Crude oil futures prices were little changed Thursday after mixed U.S. economic data.
New claims for jobless benefits fell by 12,000 to 409,000 in the week ended Aug. 27, the Labor Department said. That was below a consensus forecast for 410,000 claims. At the same time, the department reported worker productivity in the second quarter was revised to show a decline of 0.7%. That compared with a preliminary reading of a 0.3% decline and economists' consensus of a 0.6% decline. Labor costs were also revised upward, throwing up a potential barrier to corporate profit and job growth potential as the economy struggles to recover.
The U.S. reports came amid fresh worries about the economic health of the euro-zone economies, as the manufacturing index for the region fell in August, ending a nearly two-year long string of growth. That news pushed the euro down against the dollar, and muted buying interest in crude.
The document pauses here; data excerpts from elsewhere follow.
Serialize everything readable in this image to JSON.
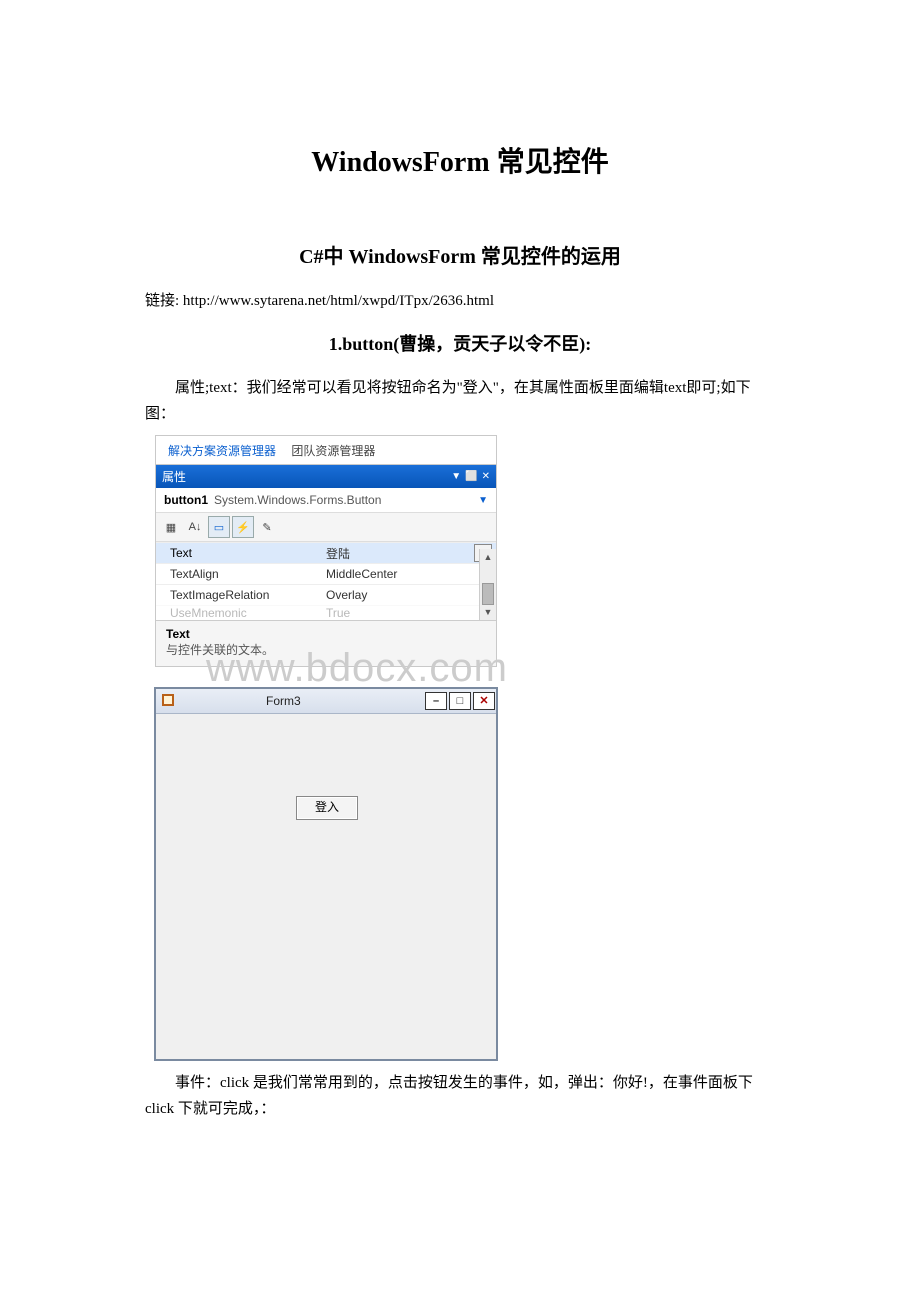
{
  "doc": {
    "title": "WindowsForm 常见控件",
    "subtitle": "C#中 WindowsForm 常见控件的运用",
    "link_line": "链接: http://www.sytarena.net/html/xwpd/ITpx/2636.html",
    "section1_heading": "1.button(曹操，贡天子以令不臣):",
    "para1": "属性;text：我们经常可以看见将按钮命名为\"登入\"，在其属性面板里面编辑text即可;如下图：",
    "para2": "事件：click 是我们常常用到的，点击按钮发生的事件，如，弹出：你好!，在事件面板下 click 下就可完成，：",
    "watermark": "www.bdocx.com"
  },
  "panel": {
    "tab_active": "解决方案资源管理器",
    "tab_inactive": "团队资源管理器",
    "header": "属性",
    "object_name": "button1",
    "object_type": "System.Windows.Forms.Button",
    "rows": [
      {
        "name": "Text",
        "value": "登陆",
        "selected": true,
        "combo": true
      },
      {
        "name": "TextAlign",
        "value": "MiddleCenter"
      },
      {
        "name": "TextImageRelation",
        "value": "Overlay"
      },
      {
        "name": "UseMnemonic",
        "value": "True",
        "faded": true
      }
    ],
    "desc_title": "Text",
    "desc_body": "与控件关联的文本。"
  },
  "form": {
    "title": "Form3",
    "button_label": "登入"
  }
}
Traders noted that prices of dollar-denominated crude oil contracts becoming more expensive for investors using other currencies when the dollar rises.
Light, sweet crude oil for October delivery was 3 cents higher at $88.85 a barrel on the New York Mercantile Exchange. ICE October Brent crude was 19 cents lower at $111.66 a barrel.
Traders said crude prices also were pressured by the sharp rise of 5.281 million barrels in crude oil inventories reported for the week ended Aug. 26 that was caused by large shipments of oil from the U.S. emergency crude stockpile and higher imports.
Jim Ritterbusch, president of Ritterbusch and Associates in Galena, Ill., said the recovery from prices below $80 a barrel in mid-August is suspect, given the current market fundamentals.
"The price rally since the beginning of last week across the complex [is] a bit stretched," he said. But he noted that technical charts suggest that a return to near $90 a barrel for the first time since Aug. 4 is in the cards, if crude can settle above $89.19 a barrel. Crude hit a high of $89.25 a barrel, but slipped back.
Traders also were tracking weather forecasts as the busiest month of the Atlantic hurricane season begins. BP and Anadarko both announced Wednesday that they were evacuating non-essential workers from several of their platforms in the Gulf of Mexico as a tropical wave and a tropical storm moved toward the area.
The National Hurricane Center said there is a 70% chance that the storm could develop into a hurricane within 48 hours as it moves slowly northward and advised residents of the northern Gulf of Mexico region to closely monitor it. Meanwhile, Hurricane Katia was expected to move east of Puerto Rico early Sunday, with its longer-term track still uncertain.
October delivery heating oil futures were 1.27 cents lower at $3.0713 a gallon, while October reformulated gasoline blendstock futures were 0.37 cent higher, at $2.88 a gallon.